3. For someone who used to believe? The promise of heaven is for those who believe now - at the moment of death - not for those who used to believe. Abraham, David, Peter, Dorcas, Paul and others believed on their deathbeds. They were not perfect, they sinned, they failed, they struggled, but on the day they died - their faith was alive and influencing their lives and the lives of those around them.
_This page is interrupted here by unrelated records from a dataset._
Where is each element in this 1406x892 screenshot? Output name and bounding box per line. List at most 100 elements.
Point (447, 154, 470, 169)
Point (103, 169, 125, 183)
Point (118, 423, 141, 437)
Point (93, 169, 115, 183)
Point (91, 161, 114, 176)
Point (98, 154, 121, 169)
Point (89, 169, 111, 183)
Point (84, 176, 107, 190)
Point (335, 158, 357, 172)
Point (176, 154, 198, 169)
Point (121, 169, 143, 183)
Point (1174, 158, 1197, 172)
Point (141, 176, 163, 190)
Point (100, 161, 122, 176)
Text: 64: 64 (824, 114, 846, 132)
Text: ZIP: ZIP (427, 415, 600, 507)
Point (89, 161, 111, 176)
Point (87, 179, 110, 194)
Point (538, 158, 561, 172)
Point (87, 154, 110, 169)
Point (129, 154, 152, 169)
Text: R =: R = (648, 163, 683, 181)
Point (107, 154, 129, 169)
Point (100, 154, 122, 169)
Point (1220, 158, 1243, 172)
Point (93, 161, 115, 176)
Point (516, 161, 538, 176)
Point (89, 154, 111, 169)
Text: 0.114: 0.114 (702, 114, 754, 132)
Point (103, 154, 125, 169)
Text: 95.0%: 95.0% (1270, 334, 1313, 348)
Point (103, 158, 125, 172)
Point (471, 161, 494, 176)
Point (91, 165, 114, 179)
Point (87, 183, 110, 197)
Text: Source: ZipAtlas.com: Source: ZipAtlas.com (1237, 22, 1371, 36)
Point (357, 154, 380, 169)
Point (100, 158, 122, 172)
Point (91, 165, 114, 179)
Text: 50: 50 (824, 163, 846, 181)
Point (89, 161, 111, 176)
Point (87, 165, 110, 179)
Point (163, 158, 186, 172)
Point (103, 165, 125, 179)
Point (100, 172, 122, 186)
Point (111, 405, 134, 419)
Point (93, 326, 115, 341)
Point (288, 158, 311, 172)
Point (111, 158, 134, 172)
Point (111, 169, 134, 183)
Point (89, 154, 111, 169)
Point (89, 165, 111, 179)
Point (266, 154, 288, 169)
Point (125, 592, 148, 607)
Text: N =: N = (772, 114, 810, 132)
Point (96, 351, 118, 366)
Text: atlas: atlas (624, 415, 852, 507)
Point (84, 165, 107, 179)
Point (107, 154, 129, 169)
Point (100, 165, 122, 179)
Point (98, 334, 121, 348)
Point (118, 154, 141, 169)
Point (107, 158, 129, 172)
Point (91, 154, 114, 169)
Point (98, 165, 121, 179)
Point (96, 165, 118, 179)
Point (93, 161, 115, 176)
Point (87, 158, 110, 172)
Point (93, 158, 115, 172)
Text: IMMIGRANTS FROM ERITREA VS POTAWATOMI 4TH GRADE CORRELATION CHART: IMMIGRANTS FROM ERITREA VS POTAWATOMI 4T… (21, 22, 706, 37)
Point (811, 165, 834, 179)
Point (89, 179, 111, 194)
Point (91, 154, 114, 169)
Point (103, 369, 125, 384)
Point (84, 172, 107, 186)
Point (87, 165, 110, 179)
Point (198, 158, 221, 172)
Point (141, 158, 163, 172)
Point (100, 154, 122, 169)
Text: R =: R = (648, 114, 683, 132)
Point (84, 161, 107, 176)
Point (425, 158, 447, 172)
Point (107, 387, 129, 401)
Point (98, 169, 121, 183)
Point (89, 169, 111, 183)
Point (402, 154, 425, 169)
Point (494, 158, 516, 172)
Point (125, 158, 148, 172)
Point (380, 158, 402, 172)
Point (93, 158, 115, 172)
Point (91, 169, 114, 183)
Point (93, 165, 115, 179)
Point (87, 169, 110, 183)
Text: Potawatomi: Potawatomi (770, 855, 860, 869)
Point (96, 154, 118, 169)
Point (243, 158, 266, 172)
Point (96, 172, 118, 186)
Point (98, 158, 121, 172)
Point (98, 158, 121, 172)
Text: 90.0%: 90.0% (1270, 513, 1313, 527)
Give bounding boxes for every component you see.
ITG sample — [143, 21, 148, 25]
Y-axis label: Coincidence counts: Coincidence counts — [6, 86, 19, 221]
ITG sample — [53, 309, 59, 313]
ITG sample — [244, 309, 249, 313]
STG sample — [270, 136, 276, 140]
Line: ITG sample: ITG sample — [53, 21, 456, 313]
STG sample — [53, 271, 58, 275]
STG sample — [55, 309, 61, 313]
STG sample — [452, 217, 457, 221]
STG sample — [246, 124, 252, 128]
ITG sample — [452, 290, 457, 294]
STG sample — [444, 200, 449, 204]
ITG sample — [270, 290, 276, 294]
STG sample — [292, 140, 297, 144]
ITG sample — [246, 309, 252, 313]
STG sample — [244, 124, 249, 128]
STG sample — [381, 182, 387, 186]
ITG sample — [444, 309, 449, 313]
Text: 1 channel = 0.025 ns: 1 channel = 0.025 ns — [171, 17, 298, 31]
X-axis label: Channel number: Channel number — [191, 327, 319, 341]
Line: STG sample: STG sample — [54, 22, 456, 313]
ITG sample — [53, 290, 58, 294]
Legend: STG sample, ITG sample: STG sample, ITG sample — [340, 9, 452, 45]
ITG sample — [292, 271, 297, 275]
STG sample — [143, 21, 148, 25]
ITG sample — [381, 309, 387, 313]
The joyful celebration that people have at funerals are for those people who finished their lives as faithful disciples - not people who started faithfully but quit along the way. There's no special joy felt at the passing of Esau, or King Saul, or Lot's wife, or Judas, or Demas.. They all started well but let go their faith before the end and the Bible does not celebrate their lives nor their deaths.
Hopefully, our funerals will be:
4. For people who believed and demonstrated that faith all throughout their lives. If you had to write your own eulogy now - what would it say? If you had to plan your own funeral today - what kind of funeral would it be? Hopefully the main thing that people would say about us would be that we were faithful to the end.
The fact that we loved our families, had a good dog, spent hours at the gym or garden or in the kitchen has no effect on our eternal souls. The only thing that we can do in this life that has influence in the next life..is faith in Christ. The only good, valid, Biblical reason to have a hope in heaven is if we believed or not, and continued to do so until the end.
If this is what is foremost in your life, then your funeral can be a celebration, and those who are left behind can have real hope to see you again one day. People can read all the poems they want and appeal to dead relatives who have gone on before but when it comes to funerals, the one who rose from the dead still offers the best guarantee of eternal life to those of us who must face death one day. He said,
I am the resurrection and the life; he who believes in Me shall live even if he dies, and everyone who lives and believes in Me shall never die.
- John 11:25-26
Note that in this passage Jesus uses the present continuous term "believes". Not one who doesn't believe, or plans to believe in the future, or used to believe in the past. No, the one who believes now and continues to believe until Jesus comes for him - this is the one who will live and never die.
So what kind of funeral do you want to have? You want a funeral for a living person, not a dead one. For a person of faith who believes in Jesus and in doing so will live on after he/she dies.